JPMorgan is still with the trend: “...own currencies where economic growth is accelerating and the interest rate market is repricing from very low levels (CAD, CHF)”. BNP Paribas, in Thursday’s daily research, is both on the fence and conflicted, advocating one to “stay prudent” in USD/CAD and admitting to a short at 1.0217 (stop 1.0325) from the technical trading model and recommending a long at 1.0140 (target 1.0320) from a short-term strategy angle.
RBC, however, flags the possibility of a “retracement phase” after last Friday’s key day reversal and Wednesday’s high of 1.0282; the retracement phase requires a daily close above 1.0238.

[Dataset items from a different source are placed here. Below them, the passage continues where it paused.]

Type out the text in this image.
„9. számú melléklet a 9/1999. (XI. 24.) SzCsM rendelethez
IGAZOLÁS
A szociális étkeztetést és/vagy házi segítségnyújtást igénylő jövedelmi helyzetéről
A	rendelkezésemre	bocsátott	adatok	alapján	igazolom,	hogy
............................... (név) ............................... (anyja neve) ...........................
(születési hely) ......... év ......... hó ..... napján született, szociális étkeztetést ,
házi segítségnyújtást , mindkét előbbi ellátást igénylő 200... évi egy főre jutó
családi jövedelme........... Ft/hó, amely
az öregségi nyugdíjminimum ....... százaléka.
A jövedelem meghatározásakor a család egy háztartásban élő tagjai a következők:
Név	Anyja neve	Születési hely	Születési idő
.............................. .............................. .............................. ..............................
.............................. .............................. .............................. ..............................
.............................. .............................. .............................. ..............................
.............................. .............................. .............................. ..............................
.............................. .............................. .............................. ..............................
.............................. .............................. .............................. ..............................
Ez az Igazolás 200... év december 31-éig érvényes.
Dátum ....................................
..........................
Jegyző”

No such shilly-shallying from Howard Friend at MIG Investments though: from Monday Friend has been long USD/CAD at 1.0185 with a stop at 1.0055, slightly below Friday’s low.
But the real contrarian hero of the week is the wonderfully named Lee Hardman at Bank of Tokyo-Mitsubishi. Hardman speculates that it could be “time to consider a contrarian long EUR/CAD position”, which appears, at first glance, to be a trade of the catch-a-falling-knife category. The trade is largely argued from the point of view of stretched valuation and record speculative IMM positioning (AKA the crowded trade) plus a heartening belief that, regarding Greece “an effective solution will have to be put in place shortly bringing an end to the current elevated level of uncertainty which is weighing on the euro.” It is not clear where Hardman would stop out but the research note was written when EUR/CAD was 1.3750 and the target a healthy “back towards 1.4500 in the coming months”. Well ’ard, I say.